Transformational Leadership as a Potential Alternative
Although not dominant in the case, the absence of transformational leadership—focusing on inspiration, motivation, and intellectual stimulation—reveals opportunities for improvement (Bass and Riggio, 2006). This style could have mitigated issues by fostering a supportive culture, encouraging open dialogue among perioperative staff. Its positive impact includes enhanced team performance and reduced burnout, which are vital in demanding surgical settings (Fischer, 2016). Indeed, adopting transformational elements might address the case’s shortcomings, promoting a safer, more adaptive environment.
Conclusion
In summary, case 20HDC00617 illustrates the pitfalls of autocratic and laissez-faire leadership styles in perioperative practice, which contributed to communication breakdowns and safety lapses, ultimately impacting patient outcomes. These styles, while occasionally efficient, often hinder collaboration and accountability in the high-stakes operating theatre. By contrast, integrating transformational leadership could enhance team dynamics and safety. For perioperative students and practitioners, this underscores the importance of adaptive leadership to navigate complex environments effectively, with implications for training programs to prioritise balanced approaches. Further research into leadership training in UK perioperative settings could refine these insights, ensuring better alignment with patient-centred care standards.
References
- Bass, B.M. and Riggio, R.E. (2006) Transformational Leadership. 2nd edn. Mahwah, NJ: Lawrence Erlbaum Associates.

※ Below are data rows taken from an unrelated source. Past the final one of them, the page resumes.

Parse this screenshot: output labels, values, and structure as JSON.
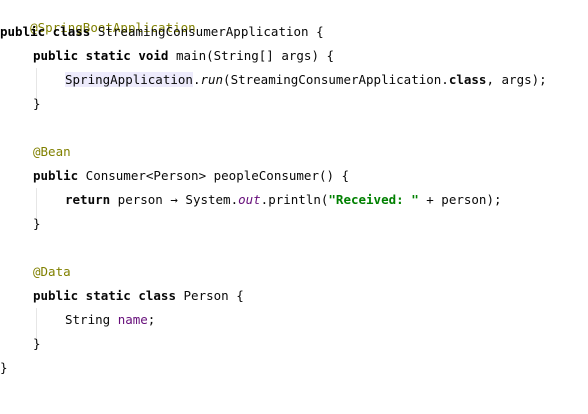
{
  "code": {
    "l1_annotation": "@SpringBootApplication",
    "l2_kw": "public class",
    "l2_name": " StreamingConsumerApplication {",
    "l3_kw": "public static void",
    "l3_rest": " main(String[] args) {",
    "l4_hl": "SpringApplication",
    "l4_dot": ".",
    "l4_run": "run",
    "l4_open": "(StreamingConsumerApplication.",
    "l4_class_kw": "class",
    "l4_close": ", args);",
    "l5_close": "}",
    "l7_annotation": "@Bean",
    "l8_kw": "public",
    "l8_rest": " Consumer<Person> peopleConsumer() {",
    "l9_kw": "return",
    "l9_mid": " person → System.",
    "l9_out": "out",
    "l9_println": ".println(",
    "l9_str": "\"Received: \"",
    "l9_end": " + person);",
    "l10_close": "}",
    "l12_annotation": "@Data",
    "l13_kw": "public static class",
    "l13_rest": " Person {",
    "l14_type": "String ",
    "l14_field": "name",
    "l14_end": ";",
    "l15_close": "}",
    "l16_close": "}"
  },
  "colors": {
    "background": "#ffffff",
    "annotation": "#808000",
    "highlight": "#edebfc",
    "field": "#660e7a",
    "string": "#008000"
  }
}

- Catchpole, K. et al. (2019) ‘Teamwork and error management in surgery’, Journal of Surgical Research, 234, pp. 113-122.
- Curtis, E.A., de Vries, J. and Sheerin, F.K. (2011) ‘Developing leadership in nursing: exploring core factors’, British Journal of Nursing, 20(5), pp. 306-309.
- Fischer, S.A. (2016) ‘Transformational leadership in nursing: a concept analysis’, Journal of Advanced Nursing, 72(11), pp. 2644-2653.
- Health and Disability Commissioner (2023) Decision 20HDC00617. Health and Disability Commissioner.
- Marquis, B.L. and Huston, C.J. (2017) Leadership Roles and Management Functions in Nursing: Theory and Application. 9th edn. Philadelphia: Wolters Kluwer.
- Royal College of Nursing (2020) Perioperative Care: Principles and Guidance. London: RCN.
- Sexton, J.B. et al. (2006) ‘The Safety Attitudes Questionnaire: psychometric properties, benchmarking data, and emerging research’, BMC Health Services Research, 6(1), p. 44.
- World Health Organization (2009) WHO Guidelines for Safe Surgery 2009: Safe Surgery Saves Lives. Geneva: WHO.